Дорджа искоса поглядел на Галю.
— Я приехал на практику. Меня интересует работа, — сказал он.
Галя села перед ним на корточки и нежно потрепала его жесткие волосы.
— Тебе хорошо. Знаешь, чего хочешь…
Так на корточках они посидели друг против дружки, почти стукаясь лбами. Сперва очень серьезные, грустные даже, потом рассмеялись, как бы оценив со стороны свою неестественную позу. Галя вскочила и побежала к заплечному мешку, брошенному в сторонке. Там — транзистор. Она включила. И зазвучала сипловатая джазовая мелодия среди высокой, почти в рост человека, травы. Галя начала приплясывать твист, рукой подозвала Дорджу. Он неохотно подошел.
— Я же не умею.
— Научу! Стилем пойдешь, стилем!.. Вот так, вот так…
Они принялись танцевать вместе. Галя — отлично, Дорджа — неуклюже. Но все быстрее, быстрее…
У Гали сделалось совсем счастливое лицо. И все кружилось перед ней:
горы,
небо,
горы,
небо…
И наконец непроницаемое лицо Дорджи озарилось улыбкой.
Летягин и Бимбиреков услышали издали странные звуки — даже не понять сразу: джаз?
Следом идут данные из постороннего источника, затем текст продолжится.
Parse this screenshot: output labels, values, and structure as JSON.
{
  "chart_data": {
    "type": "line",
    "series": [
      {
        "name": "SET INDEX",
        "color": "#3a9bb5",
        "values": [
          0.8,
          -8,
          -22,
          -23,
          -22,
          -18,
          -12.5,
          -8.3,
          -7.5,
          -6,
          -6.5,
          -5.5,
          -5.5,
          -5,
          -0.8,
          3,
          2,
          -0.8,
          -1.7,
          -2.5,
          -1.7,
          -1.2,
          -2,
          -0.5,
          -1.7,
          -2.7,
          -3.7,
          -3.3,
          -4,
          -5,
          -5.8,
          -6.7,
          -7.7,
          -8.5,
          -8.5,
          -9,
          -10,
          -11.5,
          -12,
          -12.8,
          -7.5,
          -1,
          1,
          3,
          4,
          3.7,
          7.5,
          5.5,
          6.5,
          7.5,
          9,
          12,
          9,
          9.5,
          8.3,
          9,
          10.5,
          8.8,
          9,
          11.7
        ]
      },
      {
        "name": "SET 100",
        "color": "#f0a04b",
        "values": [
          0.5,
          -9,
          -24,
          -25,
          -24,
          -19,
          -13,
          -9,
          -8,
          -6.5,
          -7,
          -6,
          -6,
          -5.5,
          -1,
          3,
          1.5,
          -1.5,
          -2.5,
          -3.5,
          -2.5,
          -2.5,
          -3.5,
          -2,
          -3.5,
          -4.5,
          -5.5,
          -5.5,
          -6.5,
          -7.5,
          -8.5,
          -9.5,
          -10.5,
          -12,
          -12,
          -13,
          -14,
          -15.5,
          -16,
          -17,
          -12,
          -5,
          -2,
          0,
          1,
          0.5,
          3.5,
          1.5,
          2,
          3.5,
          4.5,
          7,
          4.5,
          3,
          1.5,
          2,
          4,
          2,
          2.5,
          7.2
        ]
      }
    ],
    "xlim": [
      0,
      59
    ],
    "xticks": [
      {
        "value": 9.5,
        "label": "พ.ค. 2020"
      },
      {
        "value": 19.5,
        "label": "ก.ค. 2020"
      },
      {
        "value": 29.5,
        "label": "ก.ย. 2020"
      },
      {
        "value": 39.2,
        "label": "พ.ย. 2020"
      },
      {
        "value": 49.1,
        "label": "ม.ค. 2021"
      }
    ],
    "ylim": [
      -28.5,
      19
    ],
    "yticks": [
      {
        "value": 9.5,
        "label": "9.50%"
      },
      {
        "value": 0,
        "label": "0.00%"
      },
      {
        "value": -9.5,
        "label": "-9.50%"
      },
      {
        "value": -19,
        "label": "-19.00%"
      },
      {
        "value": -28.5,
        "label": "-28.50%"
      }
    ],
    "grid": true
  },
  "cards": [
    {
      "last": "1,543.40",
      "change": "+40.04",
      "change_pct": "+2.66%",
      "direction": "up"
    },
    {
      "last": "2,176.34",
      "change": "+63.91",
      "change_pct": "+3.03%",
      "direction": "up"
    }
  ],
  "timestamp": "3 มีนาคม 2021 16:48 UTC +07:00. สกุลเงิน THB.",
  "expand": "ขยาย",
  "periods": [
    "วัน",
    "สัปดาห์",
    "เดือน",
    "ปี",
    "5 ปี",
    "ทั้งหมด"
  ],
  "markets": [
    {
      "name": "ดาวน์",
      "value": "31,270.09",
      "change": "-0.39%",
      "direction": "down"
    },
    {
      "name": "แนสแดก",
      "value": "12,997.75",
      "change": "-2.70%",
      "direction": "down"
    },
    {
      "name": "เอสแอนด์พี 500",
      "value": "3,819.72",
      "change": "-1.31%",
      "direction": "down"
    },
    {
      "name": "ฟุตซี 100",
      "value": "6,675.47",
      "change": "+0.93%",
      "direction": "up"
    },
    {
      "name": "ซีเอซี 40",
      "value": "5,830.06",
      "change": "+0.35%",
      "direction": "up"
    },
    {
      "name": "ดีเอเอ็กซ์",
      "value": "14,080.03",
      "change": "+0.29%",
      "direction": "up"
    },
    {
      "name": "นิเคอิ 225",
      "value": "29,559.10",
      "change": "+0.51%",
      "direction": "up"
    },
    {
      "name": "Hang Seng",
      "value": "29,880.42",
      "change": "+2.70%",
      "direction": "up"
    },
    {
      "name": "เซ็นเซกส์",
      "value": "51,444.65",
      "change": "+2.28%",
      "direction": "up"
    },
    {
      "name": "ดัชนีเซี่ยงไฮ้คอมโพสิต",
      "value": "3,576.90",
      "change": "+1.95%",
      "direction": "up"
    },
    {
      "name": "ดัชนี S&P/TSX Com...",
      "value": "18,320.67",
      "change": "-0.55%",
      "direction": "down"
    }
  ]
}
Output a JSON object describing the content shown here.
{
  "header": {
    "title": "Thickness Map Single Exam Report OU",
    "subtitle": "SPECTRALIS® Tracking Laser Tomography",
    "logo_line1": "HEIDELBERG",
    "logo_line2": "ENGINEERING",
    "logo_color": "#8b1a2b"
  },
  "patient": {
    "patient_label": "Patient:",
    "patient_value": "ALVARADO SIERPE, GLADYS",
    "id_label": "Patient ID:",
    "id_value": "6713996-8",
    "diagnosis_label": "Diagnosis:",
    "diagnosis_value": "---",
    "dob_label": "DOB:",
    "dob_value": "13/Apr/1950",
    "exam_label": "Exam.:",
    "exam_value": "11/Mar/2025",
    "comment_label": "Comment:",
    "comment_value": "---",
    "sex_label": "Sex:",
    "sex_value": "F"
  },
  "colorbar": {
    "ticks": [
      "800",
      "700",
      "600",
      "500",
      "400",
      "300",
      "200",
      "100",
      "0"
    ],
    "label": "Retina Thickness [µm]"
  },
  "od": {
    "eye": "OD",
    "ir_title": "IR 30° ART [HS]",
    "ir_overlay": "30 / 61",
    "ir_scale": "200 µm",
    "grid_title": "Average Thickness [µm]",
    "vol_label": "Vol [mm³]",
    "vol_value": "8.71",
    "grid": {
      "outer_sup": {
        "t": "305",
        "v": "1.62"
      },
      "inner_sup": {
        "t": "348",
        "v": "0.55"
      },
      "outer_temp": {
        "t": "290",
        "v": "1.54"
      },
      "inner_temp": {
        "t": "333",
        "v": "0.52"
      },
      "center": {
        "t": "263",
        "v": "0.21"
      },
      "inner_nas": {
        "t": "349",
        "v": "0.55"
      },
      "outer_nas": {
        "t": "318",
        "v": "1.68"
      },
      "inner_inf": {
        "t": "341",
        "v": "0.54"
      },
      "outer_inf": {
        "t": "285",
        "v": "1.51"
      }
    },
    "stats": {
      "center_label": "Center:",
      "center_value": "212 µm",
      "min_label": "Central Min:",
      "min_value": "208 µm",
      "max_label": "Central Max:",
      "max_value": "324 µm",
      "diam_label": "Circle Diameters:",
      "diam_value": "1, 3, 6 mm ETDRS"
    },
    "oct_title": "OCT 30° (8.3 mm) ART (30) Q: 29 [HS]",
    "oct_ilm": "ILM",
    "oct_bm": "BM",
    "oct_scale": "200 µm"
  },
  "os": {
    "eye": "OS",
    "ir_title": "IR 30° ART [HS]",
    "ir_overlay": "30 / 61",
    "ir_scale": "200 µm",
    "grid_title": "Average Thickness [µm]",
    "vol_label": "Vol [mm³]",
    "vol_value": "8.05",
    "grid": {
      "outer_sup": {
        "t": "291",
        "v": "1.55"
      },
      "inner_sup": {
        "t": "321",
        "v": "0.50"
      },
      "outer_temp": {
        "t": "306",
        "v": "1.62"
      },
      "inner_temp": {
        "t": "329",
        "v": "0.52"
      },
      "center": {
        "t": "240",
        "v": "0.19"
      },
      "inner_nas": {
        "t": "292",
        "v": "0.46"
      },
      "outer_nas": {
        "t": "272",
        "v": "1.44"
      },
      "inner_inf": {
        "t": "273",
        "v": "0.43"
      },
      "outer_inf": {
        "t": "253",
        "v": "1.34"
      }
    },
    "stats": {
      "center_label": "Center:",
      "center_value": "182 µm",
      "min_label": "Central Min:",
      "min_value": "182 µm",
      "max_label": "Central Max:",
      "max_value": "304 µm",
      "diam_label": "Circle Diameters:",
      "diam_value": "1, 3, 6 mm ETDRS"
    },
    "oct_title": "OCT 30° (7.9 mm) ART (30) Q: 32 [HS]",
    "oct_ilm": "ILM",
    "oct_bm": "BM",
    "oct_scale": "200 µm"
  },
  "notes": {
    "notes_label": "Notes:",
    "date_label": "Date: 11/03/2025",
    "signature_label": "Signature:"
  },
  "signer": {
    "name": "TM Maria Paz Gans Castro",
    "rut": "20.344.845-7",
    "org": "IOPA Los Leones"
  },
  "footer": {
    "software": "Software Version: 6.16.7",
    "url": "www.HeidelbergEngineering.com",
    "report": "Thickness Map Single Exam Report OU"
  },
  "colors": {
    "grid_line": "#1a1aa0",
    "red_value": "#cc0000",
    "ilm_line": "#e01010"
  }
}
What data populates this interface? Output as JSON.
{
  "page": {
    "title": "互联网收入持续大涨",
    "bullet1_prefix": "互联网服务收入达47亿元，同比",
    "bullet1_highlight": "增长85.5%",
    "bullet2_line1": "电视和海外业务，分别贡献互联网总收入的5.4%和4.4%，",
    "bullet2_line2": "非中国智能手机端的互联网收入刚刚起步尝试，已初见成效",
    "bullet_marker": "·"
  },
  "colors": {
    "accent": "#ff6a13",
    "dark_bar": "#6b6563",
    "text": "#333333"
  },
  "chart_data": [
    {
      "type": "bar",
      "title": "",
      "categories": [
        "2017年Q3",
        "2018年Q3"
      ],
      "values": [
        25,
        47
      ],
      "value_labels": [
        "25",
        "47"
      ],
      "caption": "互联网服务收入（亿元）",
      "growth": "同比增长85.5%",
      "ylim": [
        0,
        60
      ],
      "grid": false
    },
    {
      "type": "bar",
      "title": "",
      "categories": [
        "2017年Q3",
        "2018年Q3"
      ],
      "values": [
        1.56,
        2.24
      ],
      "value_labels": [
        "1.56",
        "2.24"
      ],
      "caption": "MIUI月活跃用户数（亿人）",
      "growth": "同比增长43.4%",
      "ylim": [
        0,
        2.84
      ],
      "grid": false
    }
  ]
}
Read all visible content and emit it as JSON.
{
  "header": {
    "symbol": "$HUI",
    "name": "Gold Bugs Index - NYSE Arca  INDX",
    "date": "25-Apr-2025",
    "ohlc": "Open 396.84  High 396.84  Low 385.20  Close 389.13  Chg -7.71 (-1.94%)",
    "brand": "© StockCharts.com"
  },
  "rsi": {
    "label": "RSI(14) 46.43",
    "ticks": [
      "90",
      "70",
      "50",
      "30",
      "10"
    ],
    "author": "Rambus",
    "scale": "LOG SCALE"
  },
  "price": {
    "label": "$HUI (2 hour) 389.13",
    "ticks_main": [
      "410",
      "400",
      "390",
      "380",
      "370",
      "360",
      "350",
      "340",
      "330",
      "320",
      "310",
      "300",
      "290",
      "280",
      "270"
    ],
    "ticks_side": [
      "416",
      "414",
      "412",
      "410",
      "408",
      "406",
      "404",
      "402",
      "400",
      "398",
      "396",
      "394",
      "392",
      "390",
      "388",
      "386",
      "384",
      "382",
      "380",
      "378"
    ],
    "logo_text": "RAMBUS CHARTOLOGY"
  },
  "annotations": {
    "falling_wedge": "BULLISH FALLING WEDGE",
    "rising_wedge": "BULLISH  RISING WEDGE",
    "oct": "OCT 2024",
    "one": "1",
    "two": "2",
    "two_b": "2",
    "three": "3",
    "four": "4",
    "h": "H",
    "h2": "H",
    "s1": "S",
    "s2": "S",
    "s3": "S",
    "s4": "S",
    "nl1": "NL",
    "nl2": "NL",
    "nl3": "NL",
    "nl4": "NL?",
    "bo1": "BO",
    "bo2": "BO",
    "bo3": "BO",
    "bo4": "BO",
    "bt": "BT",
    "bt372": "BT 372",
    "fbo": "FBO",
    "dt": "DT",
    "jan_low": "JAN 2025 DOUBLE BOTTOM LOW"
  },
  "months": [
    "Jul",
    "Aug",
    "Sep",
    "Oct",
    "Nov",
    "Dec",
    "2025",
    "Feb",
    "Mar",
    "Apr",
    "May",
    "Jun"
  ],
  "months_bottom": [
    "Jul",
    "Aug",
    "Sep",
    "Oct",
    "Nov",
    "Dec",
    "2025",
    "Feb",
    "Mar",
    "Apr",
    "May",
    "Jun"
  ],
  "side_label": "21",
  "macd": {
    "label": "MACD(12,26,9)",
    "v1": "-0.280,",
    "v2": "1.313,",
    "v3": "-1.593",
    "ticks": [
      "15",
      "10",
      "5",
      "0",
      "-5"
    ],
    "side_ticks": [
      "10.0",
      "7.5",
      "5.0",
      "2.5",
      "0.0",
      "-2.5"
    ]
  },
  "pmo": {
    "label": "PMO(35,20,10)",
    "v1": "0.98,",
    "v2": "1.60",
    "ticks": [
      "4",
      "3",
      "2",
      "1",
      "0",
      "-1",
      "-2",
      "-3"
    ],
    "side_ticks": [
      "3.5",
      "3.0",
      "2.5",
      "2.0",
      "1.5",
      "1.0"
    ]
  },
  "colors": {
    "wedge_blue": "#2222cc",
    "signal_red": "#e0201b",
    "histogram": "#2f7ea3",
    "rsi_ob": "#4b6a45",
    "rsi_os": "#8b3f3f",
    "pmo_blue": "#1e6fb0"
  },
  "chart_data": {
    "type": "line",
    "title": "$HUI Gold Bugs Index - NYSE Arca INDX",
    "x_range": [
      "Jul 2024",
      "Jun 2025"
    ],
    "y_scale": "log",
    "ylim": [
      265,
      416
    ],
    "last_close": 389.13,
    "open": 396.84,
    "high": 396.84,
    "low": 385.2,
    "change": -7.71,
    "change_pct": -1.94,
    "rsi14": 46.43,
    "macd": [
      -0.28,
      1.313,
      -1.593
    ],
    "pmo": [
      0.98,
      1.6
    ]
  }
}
Вдали, на цветущем лугу, среди гор, плясали практиканты. И все это выглядело чудовищно несообразно.
— Что я говорил… — усмехнулся Бимбиреков.
Летягин направился к танцующим, оставляя за собой примятый след в траве.
Вдали, в высокой траве, мелькнула касторовая шляпа Афони. Афоня, за ним — мальчик-заморыш собирали цветы.
— Посмотри-ка, Галочка! Ты хотела цветов! Несут… — сказал Дорджа.
И верно, Афоня с ворохом цветов появился прямо перед ней.
— Спасибо, дядя, хоть вы догадались, — нисколько не удивившись, сказала Галочка.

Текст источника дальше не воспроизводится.